The use of ‘nil rate band’ trusts for the legal avoidance of Inheritance Tax (IHT) is quite common, but a recent court case, which has attracted a great deal of attention, has pointed out a possible pitfall in such arrangements.
IHT nil rate band trusts are used to avoid IHT on a couple’s estate by passing an amount equivalent to the IHT nil rate band (£300,000 for the year 2007/2008) into a trust on the death of a spouse or civil partner, so that on the second death that sum is no longer part of the estate.
The case in point involved a transfer of a share in a property jointly owned by a husband and wife. When the wife died, her half share in their home was transferred into a trust, which transferred it back to the husband in exchange for his IOU.

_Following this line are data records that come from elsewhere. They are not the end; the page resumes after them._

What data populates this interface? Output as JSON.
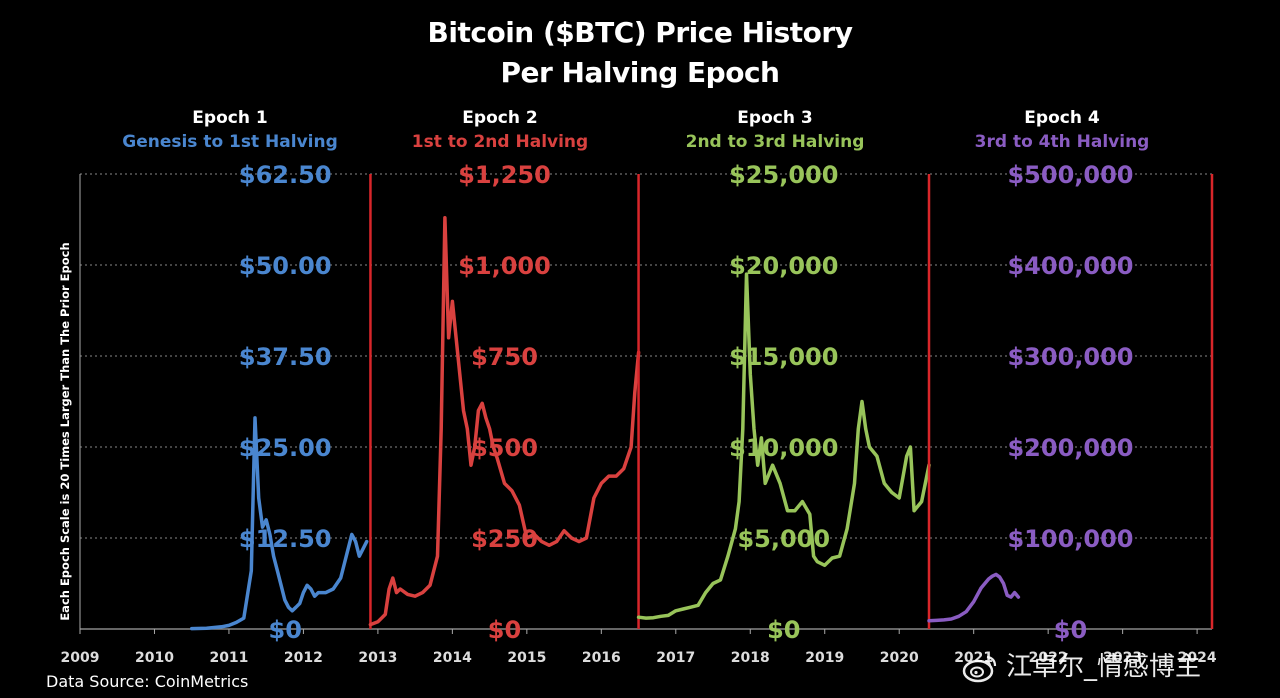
{
  "title": {
    "line1": "Bitcoin ($BTC) Price History",
    "line2": "Per Halving Epoch"
  },
  "y_axis_label": "Each Epoch Scale is 20 Times Larger Than The Prior Epoch",
  "source": "Data Source: CoinMetrics",
  "watermark": "江卓尔_情感博主",
  "colors": {
    "epoch1": "#4a86cf",
    "epoch2": "#d9413f",
    "epoch3": "#98c45a",
    "epoch4": "#8a5cc2",
    "divider": "#d8262a",
    "grid": "#888888"
  },
  "chart_data": {
    "type": "line",
    "x_ticks": [
      "2009",
      "2010",
      "2011",
      "2012",
      "2013",
      "2014",
      "2015",
      "2016",
      "2017",
      "2018",
      "2019",
      "2020",
      "2021",
      "2022",
      "2023",
      "2024"
    ],
    "x_range": [
      2009,
      2024.2
    ],
    "grid": true,
    "epochs": [
      {
        "name": "Epoch 1",
        "subtitle": "Genesis to 1st Halving",
        "color": "#4a86cf",
        "x_range": [
          2009,
          2012.9
        ],
        "y_ticks": [
          "$0",
          "$12.50",
          "$25.00",
          "$37.50",
          "$50.00",
          "$62.50"
        ],
        "y_max": 62.5,
        "series": {
          "x": [
            2010.5,
            2010.7,
            2010.9,
            2011.0,
            2011.1,
            2011.2,
            2011.3,
            2011.35,
            2011.4,
            2011.45,
            2011.5,
            2011.55,
            2011.6,
            2011.65,
            2011.7,
            2011.75,
            2011.8,
            2011.85,
            2011.9,
            2011.95,
            2012.0,
            2012.05,
            2012.1,
            2012.15,
            2012.2,
            2012.3,
            2012.4,
            2012.5,
            2012.55,
            2012.6,
            2012.65,
            2012.7,
            2012.75,
            2012.8,
            2012.85
          ],
          "y": [
            0.06,
            0.1,
            0.3,
            0.5,
            0.9,
            1.5,
            8,
            29,
            18,
            14,
            15,
            13,
            10,
            8,
            6,
            4,
            3,
            2.5,
            3,
            3.5,
            5,
            6,
            5.5,
            4.5,
            5,
            5,
            5.5,
            7,
            9,
            11,
            13,
            12,
            10,
            11,
            12
          ]
        }
      },
      {
        "name": "Epoch 2",
        "subtitle": "1st to 2nd Halving",
        "color": "#d9413f",
        "x_range": [
          2012.9,
          2016.5
        ],
        "y_ticks": [
          "$0",
          "$250",
          "$500",
          "$750",
          "$1,000",
          "$1,250"
        ],
        "y_max": 1250,
        "series": {
          "x": [
            2012.9,
            2013.0,
            2013.1,
            2013.15,
            2013.2,
            2013.25,
            2013.3,
            2013.4,
            2013.5,
            2013.6,
            2013.7,
            2013.8,
            2013.85,
            2013.9,
            2013.95,
            2014.0,
            2014.05,
            2014.1,
            2014.15,
            2014.2,
            2014.25,
            2014.3,
            2014.35,
            2014.4,
            2014.45,
            2014.5,
            2014.55,
            2014.6,
            2014.7,
            2014.8,
            2014.9,
            2015.0,
            2015.1,
            2015.2,
            2015.3,
            2015.4,
            2015.5,
            2015.6,
            2015.7,
            2015.8,
            2015.9,
            2016.0,
            2016.1,
            2016.2,
            2016.3,
            2016.4,
            2016.45,
            2016.5
          ],
          "y": [
            12,
            20,
            40,
            110,
            140,
            100,
            110,
            95,
            90,
            100,
            120,
            200,
            550,
            1130,
            800,
            900,
            800,
            700,
            600,
            550,
            450,
            500,
            600,
            620,
            580,
            550,
            500,
            470,
            400,
            380,
            340,
            250,
            260,
            240,
            230,
            240,
            270,
            250,
            240,
            250,
            360,
            400,
            420,
            420,
            440,
            500,
            650,
            760
          ]
        }
      },
      {
        "name": "Epoch 3",
        "subtitle": "2nd to 3rd Halving",
        "color": "#98c45a",
        "x_range": [
          2016.5,
          2020.4
        ],
        "y_ticks": [
          "$0",
          "$5,000",
          "$10,000",
          "$15,000",
          "$20,000",
          "$25,000"
        ],
        "y_max": 25000,
        "series": {
          "x": [
            2016.5,
            2016.6,
            2016.7,
            2016.8,
            2016.9,
            2017.0,
            2017.1,
            2017.2,
            2017.3,
            2017.4,
            2017.5,
            2017.6,
            2017.7,
            2017.8,
            2017.85,
            2017.9,
            2017.95,
            2018.0,
            2018.05,
            2018.1,
            2018.15,
            2018.2,
            2018.3,
            2018.4,
            2018.5,
            2018.6,
            2018.7,
            2018.8,
            2018.85,
            2018.9,
            2019.0,
            2019.1,
            2019.2,
            2019.3,
            2019.4,
            2019.45,
            2019.5,
            2019.55,
            2019.6,
            2019.7,
            2019.8,
            2019.9,
            2020.0,
            2020.1,
            2020.15,
            2020.2,
            2020.3,
            2020.4
          ],
          "y": [
            650,
            600,
            620,
            700,
            750,
            1000,
            1100,
            1200,
            1300,
            2000,
            2500,
            2700,
            4000,
            5500,
            7000,
            11000,
            19500,
            14000,
            11000,
            9000,
            10500,
            8000,
            9000,
            8000,
            6500,
            6500,
            7000,
            6300,
            4000,
            3700,
            3500,
            3900,
            4000,
            5500,
            8000,
            11000,
            12500,
            11000,
            10000,
            9500,
            8000,
            7500,
            7200,
            9500,
            10000,
            6500,
            7000,
            9000
          ]
        }
      },
      {
        "name": "Epoch 4",
        "subtitle": "3rd to 4th Halving",
        "color": "#8a5cc2",
        "x_range": [
          2020.4,
          2024.2
        ],
        "y_ticks": [
          "$0",
          "$100,000",
          "$200,000",
          "$300,000",
          "$400,000",
          "$500,000"
        ],
        "y_max": 500000,
        "series": {
          "x": [
            2020.4,
            2020.5,
            2020.6,
            2020.7,
            2020.8,
            2020.9,
            2021.0,
            2021.1,
            2021.2,
            2021.25,
            2021.3,
            2021.35,
            2021.4,
            2021.45,
            2021.5,
            2021.55,
            2021.6
          ],
          "y": [
            9000,
            9500,
            10000,
            11000,
            14000,
            19000,
            30000,
            45000,
            55000,
            58000,
            60000,
            57000,
            50000,
            37000,
            35000,
            40000,
            35000
          ]
        }
      }
    ]
  }
}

The intended effect of the arrangement was that his estate would be reduced for IHT purposes by the extent of his debt due to the trust and that any further increase in the value of the property would be wholly exempt from Capital Gains Tax (CGT) because of the ‘principal private residence’ exemption. Had the trust retained ownership of a share in the house, the increase in the value of the trust’s share would be subject to CGT.
When the husband died, the sum due under his IOU (£153,222.99) was claimed as a deduction from his estate, but HM Revenue and Customs (HMRC) argued that the sum was not deductible. Their reasoning was based on a section of the Finance Act 1986 (S103) which provides that a liability is not deductible if the consideration for the debt consists of property which ‘derived from the deceased’. In this case, the wife had never worked so, in HMRC’s view, the whole of the value of the house was derived from the husband’s estate. The Special Commissioners of Tax upheld the decision.
However, this case need not cause undue alarm, since nowadays it is usual for both spouses or civil partners to work (at least at the beginning of the relationship) and in such circumstances HMRC’s argument would be difficult to sustain. Secondly, had the husband predeceased his wife, or the transfer been dealt with by the creation of a formal charge over the property, the problem would not have arisen. Thirdly, alternative arrangements can be made which circumvent the problem.